Thinking allowed

Three leads of Kent

Last Sat­urday was the monthly bell­ringers’ dis­trict meet­ing. I’ve not been to one of these before (though I had inten­ded to go to last month’s), but this time it was at Bluntisham, whose bells have only just been rehung so that they can be rung and only a couple of miles down the road. Bluntisham is where Dorothy L Say­ers spent her child­hood, and where her fath­er, the Revd Henry Say­ers, was Rect­or a cen­tury ago. It was here that she watched an earli­er res­tor­a­tion of the Bluntisham bells, though not one that enabled them to be rung. Per­haps this stuck in her memory when she came to write her mas­ter­piece, The Nine Tail­ors. In that book, Lord Peter Wim­sey, super­hero, takes part in a 9 hour peal of Kent Treble Bob Major. And so Kent was to be the ‘spe­cial meth­od’ at this meet­ing. And as I have had a couple of attempts at ringing Kent I thought that I would have anoth­er go.

The bells have been hung lower in the tower than before, in order to reduce the strains in the tower, and ringing is from the ground floor. When I arrive, the bells have just been rung up and are ringing mer­rily. Inside the church they seem very loud — you’d want to wear ear plugs if you were ringing a peal. A lot of people have gathered for the meet­ing, from some of the new begin­ners try­ing to form a band for the Bluntisham tower, through to exper­i­enced ringers. Some people have come from around the coun­try to ring these ‘new’ bells — very few people will have rung them before — from Worcester­shire and oth­er far-flung places. That’s a day trip to spend half an hour ringing at Bluntisham before it’s time to head home!

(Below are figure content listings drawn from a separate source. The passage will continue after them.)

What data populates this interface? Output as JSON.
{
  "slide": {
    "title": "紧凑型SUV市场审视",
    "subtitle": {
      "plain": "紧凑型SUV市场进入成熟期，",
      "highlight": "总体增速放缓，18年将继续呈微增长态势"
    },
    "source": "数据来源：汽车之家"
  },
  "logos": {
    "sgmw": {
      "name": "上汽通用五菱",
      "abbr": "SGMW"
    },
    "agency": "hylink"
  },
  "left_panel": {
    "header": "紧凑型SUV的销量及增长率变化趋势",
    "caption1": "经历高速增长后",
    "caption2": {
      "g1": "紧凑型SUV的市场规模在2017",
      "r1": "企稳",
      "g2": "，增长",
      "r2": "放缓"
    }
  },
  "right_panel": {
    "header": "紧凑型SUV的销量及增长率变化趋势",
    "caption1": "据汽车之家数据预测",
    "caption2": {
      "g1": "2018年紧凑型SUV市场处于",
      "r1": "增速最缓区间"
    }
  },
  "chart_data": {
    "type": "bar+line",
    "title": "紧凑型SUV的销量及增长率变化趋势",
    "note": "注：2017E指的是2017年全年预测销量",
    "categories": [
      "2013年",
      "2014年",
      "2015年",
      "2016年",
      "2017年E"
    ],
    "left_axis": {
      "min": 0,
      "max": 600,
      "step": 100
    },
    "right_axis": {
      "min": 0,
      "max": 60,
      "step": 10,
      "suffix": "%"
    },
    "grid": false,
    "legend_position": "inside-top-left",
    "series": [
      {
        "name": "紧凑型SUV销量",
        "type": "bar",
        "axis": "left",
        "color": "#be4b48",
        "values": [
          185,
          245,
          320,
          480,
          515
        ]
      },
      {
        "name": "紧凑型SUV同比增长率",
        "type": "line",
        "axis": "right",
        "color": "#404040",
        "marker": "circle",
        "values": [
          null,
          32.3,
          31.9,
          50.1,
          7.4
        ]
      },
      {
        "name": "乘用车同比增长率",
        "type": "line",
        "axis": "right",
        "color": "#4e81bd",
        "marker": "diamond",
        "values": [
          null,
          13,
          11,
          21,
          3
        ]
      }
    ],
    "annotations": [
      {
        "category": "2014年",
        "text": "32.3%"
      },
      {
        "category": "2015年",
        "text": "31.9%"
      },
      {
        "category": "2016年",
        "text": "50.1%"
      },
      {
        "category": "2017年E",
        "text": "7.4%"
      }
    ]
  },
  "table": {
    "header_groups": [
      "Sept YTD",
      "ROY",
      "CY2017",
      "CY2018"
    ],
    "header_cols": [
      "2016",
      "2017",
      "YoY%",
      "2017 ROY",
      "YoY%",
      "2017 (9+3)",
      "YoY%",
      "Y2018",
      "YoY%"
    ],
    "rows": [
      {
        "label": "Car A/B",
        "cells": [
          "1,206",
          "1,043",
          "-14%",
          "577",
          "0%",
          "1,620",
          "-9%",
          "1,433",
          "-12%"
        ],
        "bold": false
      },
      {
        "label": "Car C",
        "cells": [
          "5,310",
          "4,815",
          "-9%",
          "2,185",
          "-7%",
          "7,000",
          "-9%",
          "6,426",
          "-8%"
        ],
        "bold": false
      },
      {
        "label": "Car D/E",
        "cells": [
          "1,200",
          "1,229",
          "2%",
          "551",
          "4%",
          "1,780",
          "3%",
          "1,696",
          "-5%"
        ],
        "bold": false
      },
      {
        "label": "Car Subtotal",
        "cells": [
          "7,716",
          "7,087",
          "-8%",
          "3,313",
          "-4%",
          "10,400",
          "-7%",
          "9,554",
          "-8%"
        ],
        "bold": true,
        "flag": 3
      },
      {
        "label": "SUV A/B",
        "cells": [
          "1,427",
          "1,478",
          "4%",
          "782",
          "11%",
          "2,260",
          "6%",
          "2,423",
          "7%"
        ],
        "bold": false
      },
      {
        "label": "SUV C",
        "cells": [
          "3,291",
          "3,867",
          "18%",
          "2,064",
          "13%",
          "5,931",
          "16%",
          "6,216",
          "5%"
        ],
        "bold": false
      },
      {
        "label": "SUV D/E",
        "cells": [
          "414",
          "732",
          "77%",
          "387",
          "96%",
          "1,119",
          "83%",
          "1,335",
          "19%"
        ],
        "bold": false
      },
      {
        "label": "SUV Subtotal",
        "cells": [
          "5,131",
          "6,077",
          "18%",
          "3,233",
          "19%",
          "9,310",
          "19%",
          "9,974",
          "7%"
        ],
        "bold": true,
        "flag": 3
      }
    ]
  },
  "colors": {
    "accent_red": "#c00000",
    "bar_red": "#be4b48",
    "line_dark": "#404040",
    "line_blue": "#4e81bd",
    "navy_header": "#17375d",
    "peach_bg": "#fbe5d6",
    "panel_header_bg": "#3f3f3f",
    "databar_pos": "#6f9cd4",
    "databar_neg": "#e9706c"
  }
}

The ringing altern­ates between Kent and oth­er meth­ods, such as a touch of Bob Major, and sim­pler ringing, includ­ing rounds and call changes. I stand around, listen­ing and watch­ing (and talk­ing to oth­er ringers as I am try­ing to arrange a band to ring on Wed­nes­day). Even­tu­ally, the lead­er looks at me and says, ‘You haven’t rung yet, what do you want to try?’ ‘I’d like to have a go at Kent,’ I reply. ‘In the­ory I can ring it.’

So we ring ‘three leads of Kent’, a shortened form of Kent in which a bob is called at each lead end so that it comes back to rounds after just three leads. I had nev­er rung bobs in Kent, but I had done my home­work before going to the meet­ing. Once again I chose to ring on bell 6, which with hind­sight was per­haps not the most inter­est­ing bell to ring. At each lead end a bob was called and instead of mak­ing Kent places down (4ths then 3rds) I did an extra two dodges in 5–6 down. If I had chosen the 4, then at the first lead end I would have been unaf­fected by the bob and would have gone into the slow (mak­ing 2nds place over each of the oth­er bells in turn), and at the second lead end I would have come out of the slow and, again unaf­fected by the bob, made 3rds and 4ths up, and then at the the third lead end made 3rds and 4ths up again (which is rounds).

I quickly found that the ropes were rather long, and I had to move my hands fur­ther up the rope, so that I had per­haps 15 inches of the tail end below my hands. This is not ideal, as I kept get­ting smacked in the face by it, and I could still have done with tak­ing in a bit more. If I had known this before I star­ted then I could have tied a knot in the rope, or tucked the tail end up on my little fin­ger. But as it was it reduced my con­trol over the bell.

I think the best that could be said was that I didn’t get lost, that I knew exactly what I was meant to be doing, and that I didn’t need the instruc­tions from the expert ringers around me — ‘lead now’, ‘dodge with me now’, and so on, help­ful though such com­ments are. But I clearly need to con­cen­trate on my strik­ing: that is, on mak­ing the bell sound in exactly the right place. Although I didn’t get lost in this meth­od, that doesn’t mean that I was pla­cing my bell just where it should be, and I could tell this from my own hands, and with my ears, listen­ing to the bells as they rung. The oth­er ringers were, of course, much too polite to tell me how bad my ringing was.


  • I’m sorry to hear of your exper­i­ence with a long rope. I get get quite frus­trated at the ‘rope length man­age­ment’ on my travels. I fully under­stand that the weath­er can change the length of ropes and also, ringers are not all the same height. But, who­ever looks after the bells should set the sallys to the cor­rect height every so ofter. Who­ever is look­ig after the ringing at a prac­tise should be allowed to shorten any very long tail ends. Who­ever looks after the bells should set the sally height every so often. Unless you’re very tall you shouldn’t have to put up with a tail end hit­ting you in the face. 

    Well done with your pro­gress and with your diary.